Quand on entend par la suite les propos de Mme Royale qui souhaite une baisse des tarifs pour les covoiturages, on comprend mieux l'incompétence du gouvernement. Dès qu'il y a une proposition stupide a faire, Ségolène se manifeste.
Réponse de le 03/02/2015 à 9:05 :
Et les tarifs du timbre plus 15% alors qu'il a plus d'inflation. Royale n'est pas quelqu'un de rationnel.
a écrit le 02/02/2015 à 18:43 :
encore un bel enfumage de Mme royale ,mais ne vous inquietez pas Mme plus personne ne voit croit vous et votre gouvernement!!!!

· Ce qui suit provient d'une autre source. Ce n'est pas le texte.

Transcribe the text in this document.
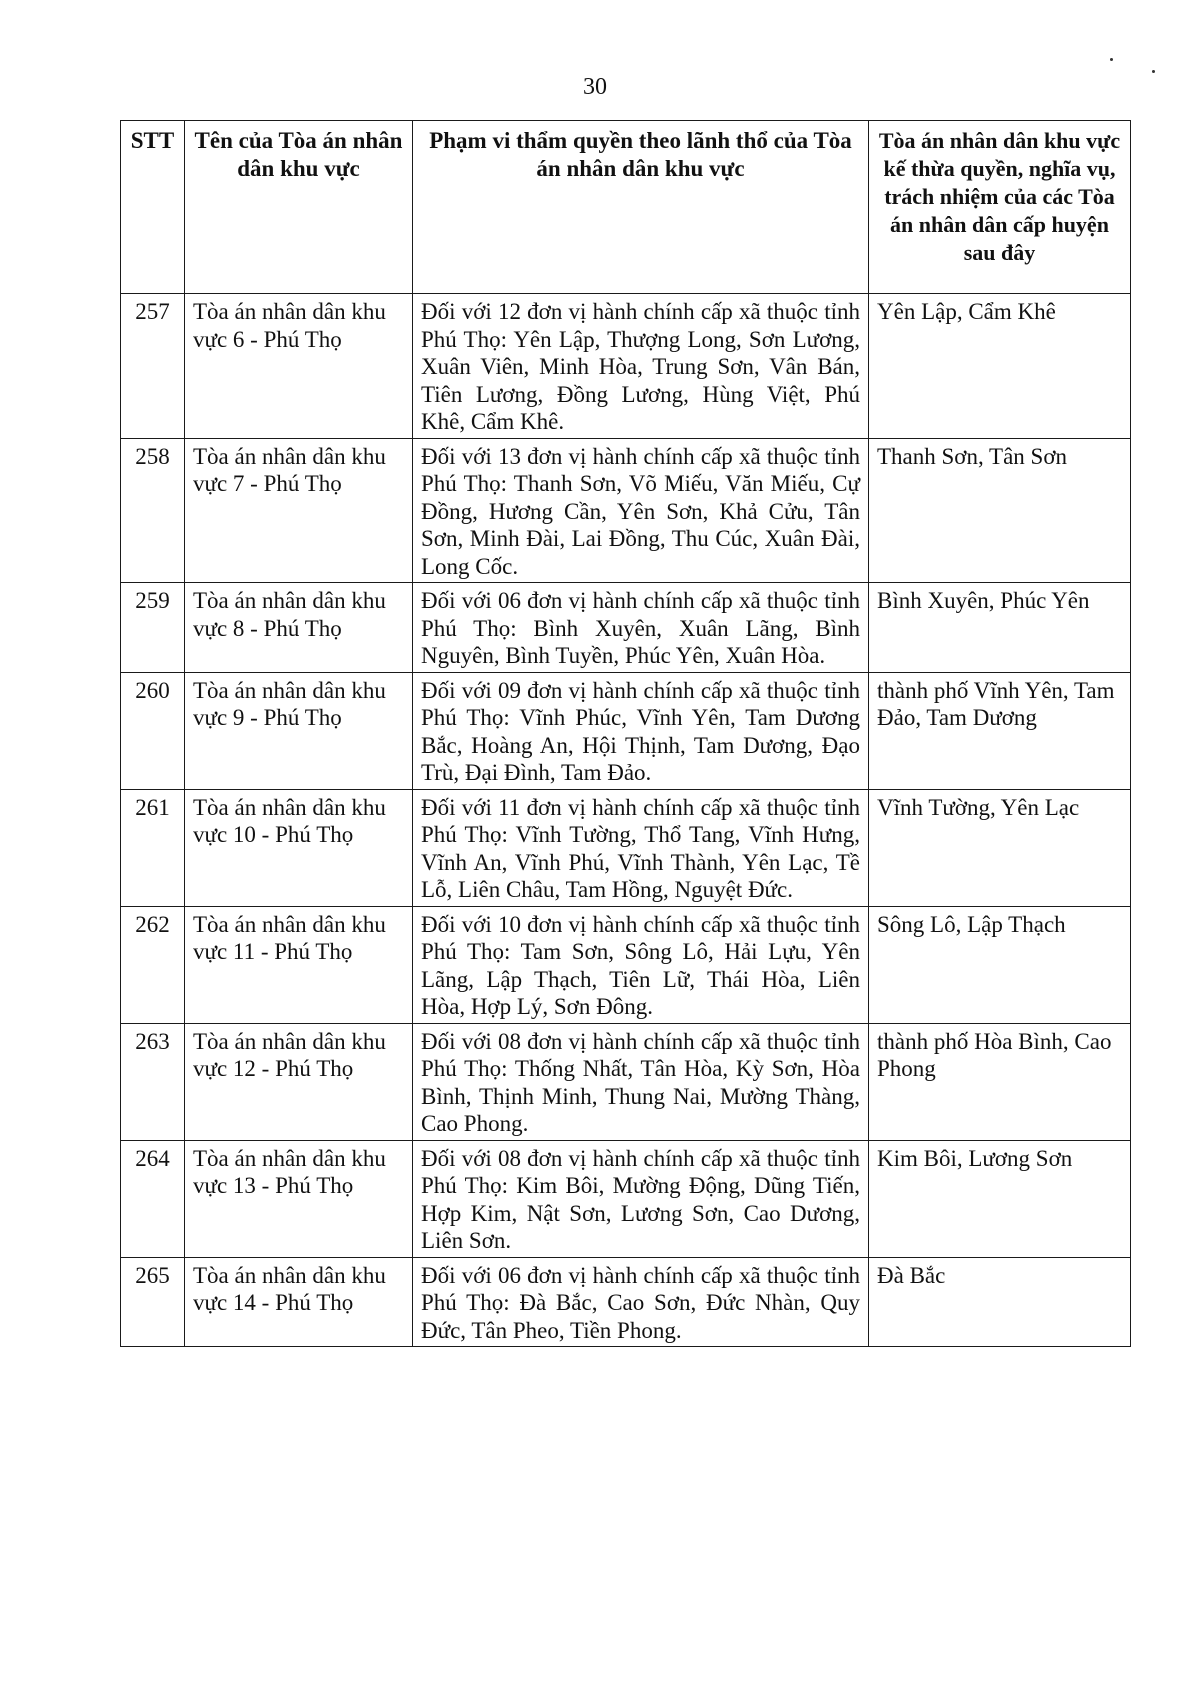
30
STT	Tên của Tòa án nhân dân khu vực	Phạm vi thẩm quyền theo lãnh thổ của Tòa án nhân dân khu vực	Tòa án nhân dân khu vực kế thừa quyền, nghĩa vụ, trách nhiệm của các Tòa án nhân dân cấp huyện sau đây
257	Tòa án nhân dân khu vực 6 - Phú Thọ	Đối với 12 đơn vị hành chính cấp xã thuộc tỉnh Phú Thọ: Yên Lập, Thượng Long, Sơn Lương, Xuân Viên, Minh Hòa, Trung Sơn, Vân Bán, Tiên Lương, Đồng Lương, Hùng Việt, Phú Khê, Cẩm Khê.	Yên Lập, Cẩm Khê
258	Tòa án nhân dân khu vực 7 - Phú Thọ	Đối với 13 đơn vị hành chính cấp xã thuộc tỉnh Phú Thọ: Thanh Sơn, Võ Miếu, Văn Miếu, Cự Đồng, Hương Cần, Yên Sơn, Khả Cửu, Tân Sơn, Minh Đài, Lai Đồng, Thu Cúc, Xuân Đài, Long Cốc.	Thanh Sơn, Tân Sơn
259	Tòa án nhân dân khu vực 8 - Phú Thọ	Đối với 06 đơn vị hành chính cấp xã thuộc tỉnh Phú Thọ: Bình Xuyên, Xuân Lãng, Bình Nguyên, Bình Tuyền, Phúc Yên, Xuân Hòa.	Bình Xuyên, Phúc Yên
260	Tòa án nhân dân khu vực 9 - Phú Thọ	Đối với 09 đơn vị hành chính cấp xã thuộc tỉnh Phú Thọ: Vĩnh Phúc, Vĩnh Yên, Tam Dương Bắc, Hoàng An, Hội Thịnh, Tam Dương, Đạo Trù, Đại Đình, Tam Đảo.	thành phố Vĩnh Yên, Tam Đảo, Tam Dương
261	Tòa án nhân dân khu vực 10 - Phú Thọ	Đối với 11 đơn vị hành chính cấp xã thuộc tỉnh Phú Thọ: Vĩnh Tường, Thổ Tang, Vĩnh Hưng, Vĩnh An, Vĩnh Phú, Vĩnh Thành, Yên Lạc, Tề Lỗ, Liên Châu, Tam Hồng, Nguyệt Đức.	Vĩnh Tường, Yên Lạc
262	Tòa án nhân dân khu vực 11 - Phú Thọ	Đối với 10 đơn vị hành chính cấp xã thuộc tỉnh Phú Thọ: Tam Sơn, Sông Lô, Hải Lựu, Yên Lãng, Lập Thạch, Tiên Lữ, Thái Hòa, Liên Hòa, Hợp Lý, Sơn Đông.	Sông Lô, Lập Thạch
263	Tòa án nhân dân khu vực 12 - Phú Thọ	Đối với 08 đơn vị hành chính cấp xã thuộc tỉnh Phú Thọ: Thống Nhất, Tân Hòa, Kỳ Sơn, Hòa Bình, Thịnh Minh, Thung Nai, Mường Thàng, Cao Phong.	thành phố Hòa Bình, Cao Phong
264	Tòa án nhân dân khu vực 13 - Phú Thọ	Đối với 08 đơn vị hành chính cấp xã thuộc tỉnh Phú Thọ: Kim Bôi, Mường Động, Dũng Tiến, Hợp Kim, Nật Sơn, Lương Sơn, Cao Dương, Liên Sơn.	Kim Bôi, Lương Sơn
265	Tòa án nhân dân khu vực 14 - Phú Thọ	Đối với 06 đơn vị hành chính cấp xã thuộc tỉnh Phú Thọ: Đà Bắc, Cao Sơn, Đức Nhàn, Quy Đức, Tân Pheo, Tiền Phong.	Đà Bắc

a écrit le 02/02/2015 à 18:17 :
l état vend ces bijoux de famille et regrette car c est une manne financière qui ferai du bien dans les caisse de l état , eux qui ne savent plus ou ils en sont . c est surtout pour cela qu ils s inquiètes , mais surement pas des augmentations de péage
a écrit le 02/02/2015 à 17:43 :
Article un tant soi peu nébuleux! Je ne comprends pas bien qui auguemente ou non.
Réponse de le 02/02/2015 à 18:11 :
Les sociétés d'autoroutes ont augmenté leurs tarifs.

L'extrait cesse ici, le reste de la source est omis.